Christine Sun Kim, a artista surda que está a reinventar o som

FYI.

This story is over 5 years old.

Entretenimento

Christine Sun Kim, a artista surda que está a reinventar o som

Através de performances, instalações, ilustrações e vídeos, a Senoir Fellow das conferências TED - Christine Sun Kim - desafia a "cultura sonora" e os limites da definição de som.

Fotografia de Sirio Magnabosco. Todas as fotografias cedidas pela artista.

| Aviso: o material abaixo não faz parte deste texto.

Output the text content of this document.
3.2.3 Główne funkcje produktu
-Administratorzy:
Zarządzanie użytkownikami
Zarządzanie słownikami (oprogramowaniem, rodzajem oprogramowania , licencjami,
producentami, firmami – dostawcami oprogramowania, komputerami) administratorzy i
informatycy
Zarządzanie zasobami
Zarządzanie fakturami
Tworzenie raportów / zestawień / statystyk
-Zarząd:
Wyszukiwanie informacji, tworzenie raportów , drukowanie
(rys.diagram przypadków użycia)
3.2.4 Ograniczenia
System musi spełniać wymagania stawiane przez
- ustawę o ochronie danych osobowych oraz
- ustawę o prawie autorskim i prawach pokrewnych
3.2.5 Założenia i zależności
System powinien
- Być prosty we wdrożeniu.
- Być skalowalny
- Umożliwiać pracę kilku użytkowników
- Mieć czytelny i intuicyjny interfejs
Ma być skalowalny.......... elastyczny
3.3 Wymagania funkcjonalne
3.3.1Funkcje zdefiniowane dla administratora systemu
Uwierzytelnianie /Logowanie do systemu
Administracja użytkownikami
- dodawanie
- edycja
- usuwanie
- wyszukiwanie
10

Para a artista Christine Sun Kim, o som é como um "fantasma". Esta artista, uma Senior Fellow nas conhecidas conferências TED com múltiplos mestrados em belas artes, uma residência artística no Whitney Museum e exposições no MoMA, é completamente surda desde que nasceu. O silêncio profundo em que vive levou-a a explorar o som através do seu trabalho com variadas obras de performance, instalação, desenho e vídeo.

Publicidade

Inicialmente, Kim esforçou-se para traduzir o som directamente em termos visuais. Experimentou com vibrações, colocando pincéis e penas de tinta em placas de madeira por cima de subwoofers e altifalantes que pulsavam com o ruído ambiente. O seu processo resultou em lindas pinturas minimalistas, sons transformados em objectos de arte. Mas este projecto dava a sensação de traduzir um texto usando apenas metade do alfabeto. "Sons - vibrações - de baixa frequência compõem somente uma fracção muito pequena do mundo sonoro," explica ela. Quando a ideia seria captar a riqueza do mosaico sonoro experimentado por Kim, esta abordagem parece ter ficado aquém das expectativas.

Reconhecendo que a obtenção de manchas de tinta através das vibrações era somente uma das formas de traduzir o som visível, Kim tentou uma táctica diferente. A artista produziu as suas próprias semióticas sonoras reunindo um emaranhado de linguagens e sistemas sobrepostos, incluindo notação musical, linguagem corporal, e Linguagem Gestual Americana (ASL - American Sign Language), que ela descreve como parecido ao som dentro da sua própria espacialidade intrínseca.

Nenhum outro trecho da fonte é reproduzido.